Monitoring action bias and external demands in the centromedian nucleus of thalamus

  • P1-236
  • 山中 航 / Ko Yamanaka:1 堀 由紀子 / Yukiko Hori:2 上田 康雅 / Yasumasa Ueda:3 南本 敬史 / Takafumi Minamimoto:2 木村 實 / Minoru Kimura:1 
  • 1:玉川大脳研 / Tamagawa Univ Brain Sci Inst, Tokyo, Japan 2:放医研分子イメージングセ / Mol Img Ctr, Natl Inst Radiol Sci, Chiba, Japan 3:関西医大医第二生理 / Dept Physiol, Kansai Med Univ, Osaka, Japan 

Accumulating evidences suggest that the cortico-basal ganglia-thalamic loops are crucial to action selection. Thalamic centromedian (CM) nucleus receives major inputs from the basal ganglia participating in internal drive-based action bias, brainstem processing sensorimotor signals, and the medial frontal cortices. Here we show that distinct classes of CM neurons exhibit activity which may monitor internal- and external-driven action bias and external demand for action.

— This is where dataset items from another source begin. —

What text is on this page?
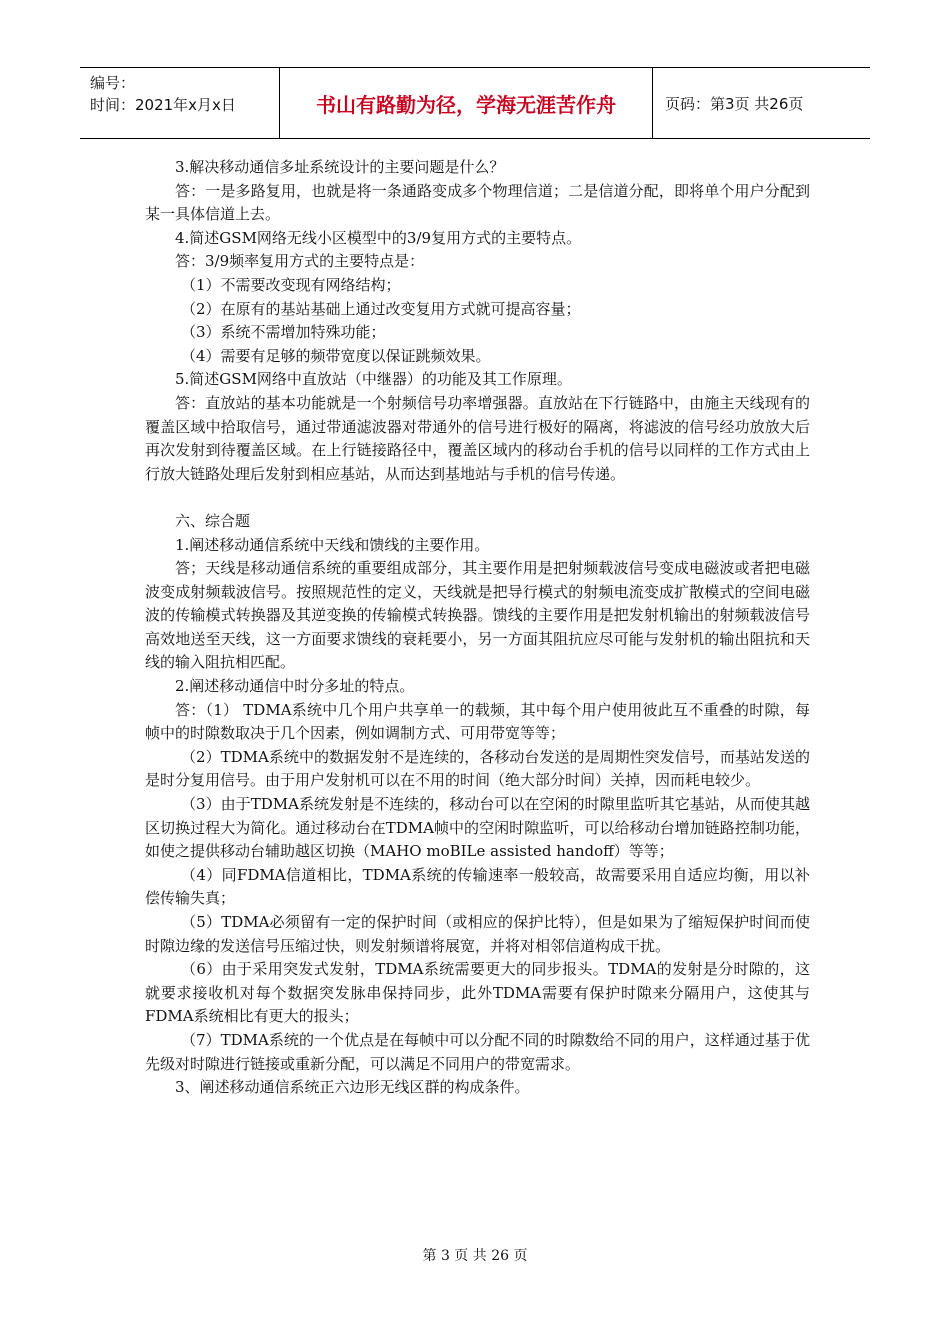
编号：
时间：2021年x月x日	书山有路勤为径，学海无涯苦作舟	页码：第3页 共26页

3.解决移动通信多址系统设计的主要问题是什么？

答：一是多路复用，也就是将一条通路变成多个物理信道；二是信道分配，即将单个用户分配到某一具体信道上去。

4.简述GSM网络无线小区模型中的3/9复用方式的主要特点。

答：3/9频率复用方式的主要特点是：

（1）不需要改变现有网络结构；

（2）在原有的基站基础上通过改变复用方式就可提高容量；

（3）系统不需增加特殊功能；

（4）需要有足够的频带宽度以保证跳频效果。

5.简述GSM网络中直放站（中继器）的功能及其工作原理。

答：直放站的基本功能就是一个射频信号功率增强器。直放站在下行链路中，由施主天线现有的覆盖区域中拾取信号，通过带通滤波器对带通外的信号进行极好的隔离，将滤波的信号经功放放大后再次发射到待覆盖区域。在上行链接路径中，覆盖区域内的移动台手机的信号以同样的工作方式由上行放大链路处理后发射到相应基站，从而达到基地站与手机的信号传递。

六、综合题

1.阐述移动通信系统中天线和馈线的主要作用。

答；天线是移动通信系统的重要组成部分，其主要作用是把射频载波信号变成电磁波或者把电磁波变成射频载波信号。按照规范性的定义，天线就是把导行模式的射频电流变成扩散模式的空间电磁波的传输模式转换器及其逆变换的传输模式转换器。馈线的主要作用是把发射机输出的射频载波信号高效地送至天线，这一方面要求馈线的衰耗要小，另一方面其阻抗应尽可能与发射机的输出阻抗和天线的输入阻抗相匹配。

2.阐述移动通信中时分多址的特点。

答：（1） TDMA系统中几个用户共享单一的载频，其中每个用户使用彼此互不重叠的时隙，每帧中的时隙数取决于几个因素，例如调制方式、可用带宽等等；

（2）TDMA系统中的数据发射不是连续的，各移动台发送的是周期性突发信号，而基站发送的是时分复用信号。由于用户发射机可以在不用的时间（绝大部分时间）关掉，因而耗电较少。

（3）由于TDMA系统发射是不连续的，移动台可以在空闲的时隙里监听其它基站，从而使其越区切换过程大为简化。通过移动台在TDMA帧中的空闲时隙监听，可以给移动台增加链路控制功能，如使之提供移动台辅助越区切换（MAHO moBILe assisted handoff）等等；

（4）同FDMA信道相比，TDMA系统的传输速率一般较高，故需要采用自适应均衡，用以补偿传输失真；

（5）TDMA必须留有一定的保护时间（或相应的保护比特），但是如果为了缩短保护时间而使时隙边缘的发送信号压缩过快，则发射频谱将展宽，并将对相邻信道构成干扰。

（6）由于采用突发式发射，TDMA系统需要更大的同步报头。TDMA的发射是分时隙的，这就要求接收机对每个数据突发脉串保持同步，此外TDMA需要有保护时隙来分隔用户，这使其与FDMA系统相比有更大的报头；

（7）TDMA系统的一个优点是在每帧中可以分配不同的时隙数给不同的用户，这样通过基于优先级对时隙进行链接或重新分配，可以满足不同用户的带宽需求。

3、阐述移动通信系统正六边形无线区群的构成条件。

第 3 页 共 26 页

We recorded activity of 106 CM neurons when two monkeys (Macaca fuscata) performed instructed choice (IC) task where pressing instructed buttons (left or right) were rewarded either a large or a small amount of water. Recorded CM neurons were classified into 3 types: those responded to visual and auditory stimuli at a long latency (LLF, n=29), those at a short-latency (SLF, n=5), and those without facilitatory responses to sensory stimuli (NSF, n=72). In the IC task, because of action-reward associations of two options were fixed for a block of 60-80 trials, monkeys could expect and bias toward an action with large reward in advance of instruction. During the pre-instruction period, some NSF (27/72, 38%) showed sustained activity when a particular direction (i.e., preferred direction) of action was associated with large reward, and negatively correlated with behavioral reaction times to the preferred direction, indicating action bias. In addition, action-reward instruction evoked phasic responses in both LLF (17/29, 59%) and NSF (27/72, 38%). In the instructed delayed choice (IDC) task in which action-reward instruction (CUE) was presented separately from succeeding action-trigger (GO) signal, many of task-related LLF exhibited strong phasic activation after CUE but only weak responses to GO signal (IC > IDC task GO, 13/17, 76%). On the other, NSF gradually increased their activity selectively after the CUE instructing the preferred direction that was consistent in the IC task.
These results suggest that NSF and LLF may monitor action bias and external demands under that bias, respectively, which could make a critical contribution to action monitoring and selection.